Debo entregar un sobre en un edificio de oficinas. Cuando llego a la puerta el celador se acerca y me pregunta qué necesito. Le doy el nombre de la oficina a dónde voy y me pregunta que si tengo cita. “No tengo”, le respondo. El hombre respira profundo y luego tuerce la boca. “Pero…” digo, y antes de que termine mi objeción cierra la puerta, no del todo, pero lo suficiente para darme a entender: “Hermanito, lo siento”.
Me quedo ahí de pie e imagino que hago cara de nada, un gesto que mezcla: frustración, rabia, cansancio, entre otras sensaciones. El celador rescata algo de bondad desde las profundidades de su ser y se acerca de nuevo a la puerta. “Toca que llame a la oficina para que alguien baje por el sobre. Si quiere le dicto el teléfono”, y comienza a hacerlo antes de que saque el celular del bolsillo.
Intento memorizar el número que dicta, pero me quedo en 3500… ¿Tres cincuenta qué?, le pregunto ya con el celular en la mano. Vuelve a dictarlo, pero como si estuviera participando en la competición del dictador de teléfonos más rápido del mundo; igual, alcanzo a copiarlo. supongo que nos es el más veloz y le hace falta práctica.
Después de tres timbrazos me contesta Alejandra. Le cuento por qué estoy ahí y a quién busco y me dice que esa persona, un tal señor Wilches, no está, pero que ella puede bajar a recibir el sobre. Al principio de mi espera pienso en retar al celador a que me dicte cualquier otro número, a ver cuál es la pendejada con eso de hacerlo tan rápido, pero otra vez se aleja de la puerta.
¿10, 15, 20 minutos? No sé cuánto tiempo pasa, pero parece que la oficina queda en uno de los últimos pisos del edificio y que Alejandra decidió bajar a pie, a manera de ejercicio físico. Me aventuro a pensar que siempre baja de esa manera, pero subir le da mucha pereza y lo hace por el ascensor.
Volteo a ver que ha pasado con la calle y si ya más personas la transitan, pero sigue igual de desocupada.

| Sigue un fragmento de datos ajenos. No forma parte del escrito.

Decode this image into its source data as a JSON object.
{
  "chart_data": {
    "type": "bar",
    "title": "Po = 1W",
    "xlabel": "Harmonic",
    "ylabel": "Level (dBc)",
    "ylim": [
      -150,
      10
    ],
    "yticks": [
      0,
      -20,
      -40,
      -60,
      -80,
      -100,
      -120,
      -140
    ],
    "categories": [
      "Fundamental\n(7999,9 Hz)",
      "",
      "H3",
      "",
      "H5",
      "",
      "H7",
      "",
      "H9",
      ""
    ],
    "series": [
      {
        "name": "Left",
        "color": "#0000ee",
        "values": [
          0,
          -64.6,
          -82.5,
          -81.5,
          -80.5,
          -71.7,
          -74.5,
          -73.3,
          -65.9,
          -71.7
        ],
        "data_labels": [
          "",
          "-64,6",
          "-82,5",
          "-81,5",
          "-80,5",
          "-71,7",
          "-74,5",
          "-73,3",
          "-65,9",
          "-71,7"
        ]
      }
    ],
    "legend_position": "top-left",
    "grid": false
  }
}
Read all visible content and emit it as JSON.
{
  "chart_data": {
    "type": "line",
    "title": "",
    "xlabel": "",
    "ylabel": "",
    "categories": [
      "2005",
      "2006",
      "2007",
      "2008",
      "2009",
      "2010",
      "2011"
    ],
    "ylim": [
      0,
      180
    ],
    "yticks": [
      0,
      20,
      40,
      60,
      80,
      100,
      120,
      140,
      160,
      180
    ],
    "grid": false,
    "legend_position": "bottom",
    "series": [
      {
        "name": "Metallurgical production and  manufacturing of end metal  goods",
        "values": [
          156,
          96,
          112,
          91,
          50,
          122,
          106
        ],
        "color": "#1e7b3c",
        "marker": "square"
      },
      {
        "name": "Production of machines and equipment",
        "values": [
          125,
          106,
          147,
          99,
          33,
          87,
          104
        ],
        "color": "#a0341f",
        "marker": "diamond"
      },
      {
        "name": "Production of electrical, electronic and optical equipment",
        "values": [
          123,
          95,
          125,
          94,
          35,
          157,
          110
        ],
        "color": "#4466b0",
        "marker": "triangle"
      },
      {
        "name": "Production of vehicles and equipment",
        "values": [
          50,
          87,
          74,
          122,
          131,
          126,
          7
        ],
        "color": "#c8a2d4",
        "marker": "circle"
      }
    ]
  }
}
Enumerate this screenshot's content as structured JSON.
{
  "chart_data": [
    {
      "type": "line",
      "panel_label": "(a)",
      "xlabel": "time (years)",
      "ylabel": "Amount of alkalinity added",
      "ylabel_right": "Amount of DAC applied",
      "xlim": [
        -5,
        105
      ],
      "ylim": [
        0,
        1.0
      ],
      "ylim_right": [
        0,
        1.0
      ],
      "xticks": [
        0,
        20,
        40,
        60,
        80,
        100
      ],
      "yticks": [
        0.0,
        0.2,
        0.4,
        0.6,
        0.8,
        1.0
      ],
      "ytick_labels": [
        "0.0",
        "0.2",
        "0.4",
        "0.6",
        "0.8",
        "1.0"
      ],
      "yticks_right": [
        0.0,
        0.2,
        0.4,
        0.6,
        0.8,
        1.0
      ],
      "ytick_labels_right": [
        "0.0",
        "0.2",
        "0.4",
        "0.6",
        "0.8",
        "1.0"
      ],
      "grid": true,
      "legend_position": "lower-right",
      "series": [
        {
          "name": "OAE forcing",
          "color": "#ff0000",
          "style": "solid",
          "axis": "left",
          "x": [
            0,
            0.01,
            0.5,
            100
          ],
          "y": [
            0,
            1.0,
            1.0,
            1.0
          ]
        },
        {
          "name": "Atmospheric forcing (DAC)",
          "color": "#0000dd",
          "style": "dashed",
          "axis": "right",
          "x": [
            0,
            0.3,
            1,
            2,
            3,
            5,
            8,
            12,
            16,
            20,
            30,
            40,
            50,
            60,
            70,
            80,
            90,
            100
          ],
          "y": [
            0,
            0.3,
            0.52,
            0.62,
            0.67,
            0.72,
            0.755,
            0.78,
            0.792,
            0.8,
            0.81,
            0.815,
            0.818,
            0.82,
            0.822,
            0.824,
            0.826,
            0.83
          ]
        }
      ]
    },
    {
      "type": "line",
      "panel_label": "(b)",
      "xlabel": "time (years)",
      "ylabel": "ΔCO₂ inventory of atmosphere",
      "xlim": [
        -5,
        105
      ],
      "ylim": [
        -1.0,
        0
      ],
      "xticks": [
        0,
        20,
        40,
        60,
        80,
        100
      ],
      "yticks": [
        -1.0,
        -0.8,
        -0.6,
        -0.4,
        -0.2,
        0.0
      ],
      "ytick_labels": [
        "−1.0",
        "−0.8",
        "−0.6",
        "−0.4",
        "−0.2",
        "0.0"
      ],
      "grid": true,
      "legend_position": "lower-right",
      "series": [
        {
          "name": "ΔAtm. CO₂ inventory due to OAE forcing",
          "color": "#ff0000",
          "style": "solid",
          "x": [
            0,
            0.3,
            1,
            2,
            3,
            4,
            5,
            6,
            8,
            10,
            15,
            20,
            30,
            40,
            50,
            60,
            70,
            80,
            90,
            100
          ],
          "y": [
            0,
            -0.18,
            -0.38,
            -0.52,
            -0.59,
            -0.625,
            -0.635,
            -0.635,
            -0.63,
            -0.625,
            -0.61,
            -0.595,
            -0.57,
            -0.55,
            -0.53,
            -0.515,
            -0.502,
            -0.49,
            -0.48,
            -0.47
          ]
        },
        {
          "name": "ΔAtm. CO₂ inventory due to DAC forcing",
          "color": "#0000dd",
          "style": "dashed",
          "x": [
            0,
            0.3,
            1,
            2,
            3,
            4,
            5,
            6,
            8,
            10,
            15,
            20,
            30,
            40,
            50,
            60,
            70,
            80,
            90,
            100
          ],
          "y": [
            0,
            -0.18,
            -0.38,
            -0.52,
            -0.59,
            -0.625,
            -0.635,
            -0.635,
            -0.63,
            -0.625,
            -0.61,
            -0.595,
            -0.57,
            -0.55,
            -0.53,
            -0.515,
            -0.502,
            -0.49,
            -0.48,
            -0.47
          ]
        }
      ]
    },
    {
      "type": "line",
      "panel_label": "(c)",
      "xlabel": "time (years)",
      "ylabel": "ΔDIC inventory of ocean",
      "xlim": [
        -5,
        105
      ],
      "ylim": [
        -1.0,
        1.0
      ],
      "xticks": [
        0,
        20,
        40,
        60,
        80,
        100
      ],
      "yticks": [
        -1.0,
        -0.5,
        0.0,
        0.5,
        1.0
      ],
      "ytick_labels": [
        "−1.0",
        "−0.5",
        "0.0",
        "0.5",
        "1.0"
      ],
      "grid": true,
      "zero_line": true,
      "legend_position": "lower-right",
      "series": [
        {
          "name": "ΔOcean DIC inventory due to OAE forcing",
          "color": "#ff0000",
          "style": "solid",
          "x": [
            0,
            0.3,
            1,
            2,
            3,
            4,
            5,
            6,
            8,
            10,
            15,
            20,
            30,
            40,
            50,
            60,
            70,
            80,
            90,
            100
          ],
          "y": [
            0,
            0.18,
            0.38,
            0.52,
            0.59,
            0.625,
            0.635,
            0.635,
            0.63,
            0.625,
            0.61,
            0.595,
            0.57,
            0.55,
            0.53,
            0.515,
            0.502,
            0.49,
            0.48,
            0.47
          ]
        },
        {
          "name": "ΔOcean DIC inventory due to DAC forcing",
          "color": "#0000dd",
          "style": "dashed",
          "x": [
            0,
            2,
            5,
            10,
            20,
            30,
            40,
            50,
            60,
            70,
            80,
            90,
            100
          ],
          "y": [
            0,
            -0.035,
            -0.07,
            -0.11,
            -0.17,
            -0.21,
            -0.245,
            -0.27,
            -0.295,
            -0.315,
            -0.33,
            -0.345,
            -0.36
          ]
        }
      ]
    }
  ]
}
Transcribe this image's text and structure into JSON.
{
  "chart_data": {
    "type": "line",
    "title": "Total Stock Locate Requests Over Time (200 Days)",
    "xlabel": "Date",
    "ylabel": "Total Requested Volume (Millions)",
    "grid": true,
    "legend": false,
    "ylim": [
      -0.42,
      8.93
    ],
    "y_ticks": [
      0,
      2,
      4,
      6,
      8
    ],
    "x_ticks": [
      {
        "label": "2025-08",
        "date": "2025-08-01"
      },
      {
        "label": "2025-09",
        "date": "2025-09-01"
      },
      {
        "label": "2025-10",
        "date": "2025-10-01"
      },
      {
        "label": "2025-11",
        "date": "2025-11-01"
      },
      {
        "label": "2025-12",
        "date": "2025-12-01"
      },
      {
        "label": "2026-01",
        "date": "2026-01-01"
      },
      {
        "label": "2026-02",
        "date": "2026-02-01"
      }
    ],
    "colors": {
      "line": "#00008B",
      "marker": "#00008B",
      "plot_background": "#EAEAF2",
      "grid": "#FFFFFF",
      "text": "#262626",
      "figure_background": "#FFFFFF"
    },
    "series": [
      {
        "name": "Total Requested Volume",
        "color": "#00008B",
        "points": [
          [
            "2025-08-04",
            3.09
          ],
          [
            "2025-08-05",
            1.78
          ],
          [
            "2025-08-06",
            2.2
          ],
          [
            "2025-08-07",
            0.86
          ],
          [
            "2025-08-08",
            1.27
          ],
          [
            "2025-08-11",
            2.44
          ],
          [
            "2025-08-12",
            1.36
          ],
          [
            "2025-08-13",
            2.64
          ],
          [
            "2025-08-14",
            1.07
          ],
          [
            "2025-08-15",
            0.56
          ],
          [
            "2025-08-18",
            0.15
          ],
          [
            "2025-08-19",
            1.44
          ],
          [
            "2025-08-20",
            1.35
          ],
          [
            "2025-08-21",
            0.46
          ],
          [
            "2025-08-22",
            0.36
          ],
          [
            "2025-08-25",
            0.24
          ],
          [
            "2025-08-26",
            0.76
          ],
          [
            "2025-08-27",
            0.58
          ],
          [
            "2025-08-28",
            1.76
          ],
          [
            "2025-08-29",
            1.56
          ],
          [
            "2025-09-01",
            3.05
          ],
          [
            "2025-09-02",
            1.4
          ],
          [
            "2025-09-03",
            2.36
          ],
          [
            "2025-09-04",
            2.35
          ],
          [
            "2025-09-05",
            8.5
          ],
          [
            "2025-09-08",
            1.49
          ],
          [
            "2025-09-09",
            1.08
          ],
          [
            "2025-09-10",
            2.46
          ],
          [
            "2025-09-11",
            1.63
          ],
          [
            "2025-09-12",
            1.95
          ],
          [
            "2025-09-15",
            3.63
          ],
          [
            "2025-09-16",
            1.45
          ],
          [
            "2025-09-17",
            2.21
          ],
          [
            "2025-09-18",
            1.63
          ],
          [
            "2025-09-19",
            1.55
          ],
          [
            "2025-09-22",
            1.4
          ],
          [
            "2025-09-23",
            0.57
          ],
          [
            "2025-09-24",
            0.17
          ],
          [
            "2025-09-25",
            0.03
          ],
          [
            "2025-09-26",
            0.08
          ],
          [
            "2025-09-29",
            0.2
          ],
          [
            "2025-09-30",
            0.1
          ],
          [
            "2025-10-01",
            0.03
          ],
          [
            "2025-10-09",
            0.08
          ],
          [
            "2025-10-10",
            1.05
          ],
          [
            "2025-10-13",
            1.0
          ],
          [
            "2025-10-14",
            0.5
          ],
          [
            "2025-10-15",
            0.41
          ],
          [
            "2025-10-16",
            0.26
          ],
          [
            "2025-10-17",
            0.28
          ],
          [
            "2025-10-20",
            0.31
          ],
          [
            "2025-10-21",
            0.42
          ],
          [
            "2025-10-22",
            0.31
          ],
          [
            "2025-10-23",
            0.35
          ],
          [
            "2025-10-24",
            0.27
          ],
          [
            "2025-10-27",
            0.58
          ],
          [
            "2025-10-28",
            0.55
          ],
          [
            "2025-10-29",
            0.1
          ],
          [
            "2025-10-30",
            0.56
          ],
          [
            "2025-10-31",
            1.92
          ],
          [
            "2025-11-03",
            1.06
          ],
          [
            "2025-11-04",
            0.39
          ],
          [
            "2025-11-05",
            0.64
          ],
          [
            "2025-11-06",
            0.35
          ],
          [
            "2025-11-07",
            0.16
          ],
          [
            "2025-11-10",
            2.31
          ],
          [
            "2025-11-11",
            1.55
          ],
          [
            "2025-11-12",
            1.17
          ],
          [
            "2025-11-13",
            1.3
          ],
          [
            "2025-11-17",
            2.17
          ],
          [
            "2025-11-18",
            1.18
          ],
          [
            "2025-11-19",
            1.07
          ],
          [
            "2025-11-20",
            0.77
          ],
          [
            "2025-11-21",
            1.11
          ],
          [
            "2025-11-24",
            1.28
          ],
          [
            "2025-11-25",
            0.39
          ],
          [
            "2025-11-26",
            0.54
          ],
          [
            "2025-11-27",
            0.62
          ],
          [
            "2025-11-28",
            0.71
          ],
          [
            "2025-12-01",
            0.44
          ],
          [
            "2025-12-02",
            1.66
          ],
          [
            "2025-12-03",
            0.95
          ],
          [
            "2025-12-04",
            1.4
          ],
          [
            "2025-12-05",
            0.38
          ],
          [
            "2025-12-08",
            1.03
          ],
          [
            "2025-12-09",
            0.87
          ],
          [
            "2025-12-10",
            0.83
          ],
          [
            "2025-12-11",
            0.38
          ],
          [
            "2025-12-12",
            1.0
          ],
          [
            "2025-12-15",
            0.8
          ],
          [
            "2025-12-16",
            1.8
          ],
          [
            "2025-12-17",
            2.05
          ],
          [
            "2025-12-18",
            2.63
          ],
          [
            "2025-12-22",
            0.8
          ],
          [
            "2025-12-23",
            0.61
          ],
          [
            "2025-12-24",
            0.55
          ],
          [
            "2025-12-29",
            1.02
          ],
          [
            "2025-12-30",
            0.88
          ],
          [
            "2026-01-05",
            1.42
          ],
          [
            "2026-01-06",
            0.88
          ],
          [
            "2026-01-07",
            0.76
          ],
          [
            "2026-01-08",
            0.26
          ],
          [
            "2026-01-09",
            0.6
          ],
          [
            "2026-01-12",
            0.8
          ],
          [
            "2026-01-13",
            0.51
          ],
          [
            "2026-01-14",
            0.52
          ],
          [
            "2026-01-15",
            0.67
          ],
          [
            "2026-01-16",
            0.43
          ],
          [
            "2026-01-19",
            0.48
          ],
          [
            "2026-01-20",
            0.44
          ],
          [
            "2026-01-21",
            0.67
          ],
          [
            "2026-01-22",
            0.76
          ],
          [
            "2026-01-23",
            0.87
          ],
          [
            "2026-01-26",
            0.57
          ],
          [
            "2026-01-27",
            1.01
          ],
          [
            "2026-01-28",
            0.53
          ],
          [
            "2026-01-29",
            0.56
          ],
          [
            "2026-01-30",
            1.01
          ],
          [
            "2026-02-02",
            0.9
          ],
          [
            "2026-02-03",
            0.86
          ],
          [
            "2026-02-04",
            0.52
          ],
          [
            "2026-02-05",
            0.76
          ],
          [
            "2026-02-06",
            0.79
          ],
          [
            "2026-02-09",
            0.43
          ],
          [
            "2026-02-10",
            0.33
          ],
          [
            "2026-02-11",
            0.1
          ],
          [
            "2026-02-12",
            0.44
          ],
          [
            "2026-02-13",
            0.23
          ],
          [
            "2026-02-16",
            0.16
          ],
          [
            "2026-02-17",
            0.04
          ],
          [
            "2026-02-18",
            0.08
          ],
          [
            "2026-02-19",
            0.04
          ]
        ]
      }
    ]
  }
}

En la acera de enfrente hay dos carros de ventas ambulantes muy cerca el uno del otro, que se pelean por llamar la atención de los pocos personas que transitan por el lugar. Uno lo atiende una viejita canosa que lleva puesta una ruana blanca que le queda grande, y el otro un señor con una gorra azul, jean y una chaqueta cortavientos gris. La mujer se pasea de un lado a otro inquieta, cruza una que otra palabra con su competencia y se devuelve a su carro, para al rato volver a hacer lo mismo. El hombre no se cansa de ordenar sus productos que son, en su mayoría, paquetes de galguerías en los que predominan los colores amarillo, verde y rojo. El carro también tiene un cartel de fondo blanco que dice: “Minutos a 200” en letras rojas, y de uno de sus costados cuelga una bolsa roja transparente que, al parecer, contiene mogollas de gran tamaño.
“Señor”, dice el celador, para avisarme que Alejandra, una mujer de pelo negro que le llega hasta la cintura, y que combina con el tapabocas que lleva puesto; por fin llegó. La saludo, le pregunto su apellido, lo olvido al instante y le entrego el sobre. Intercambiamos un par de palabras de pura, digamos, cortesía urbana y nos despedimos.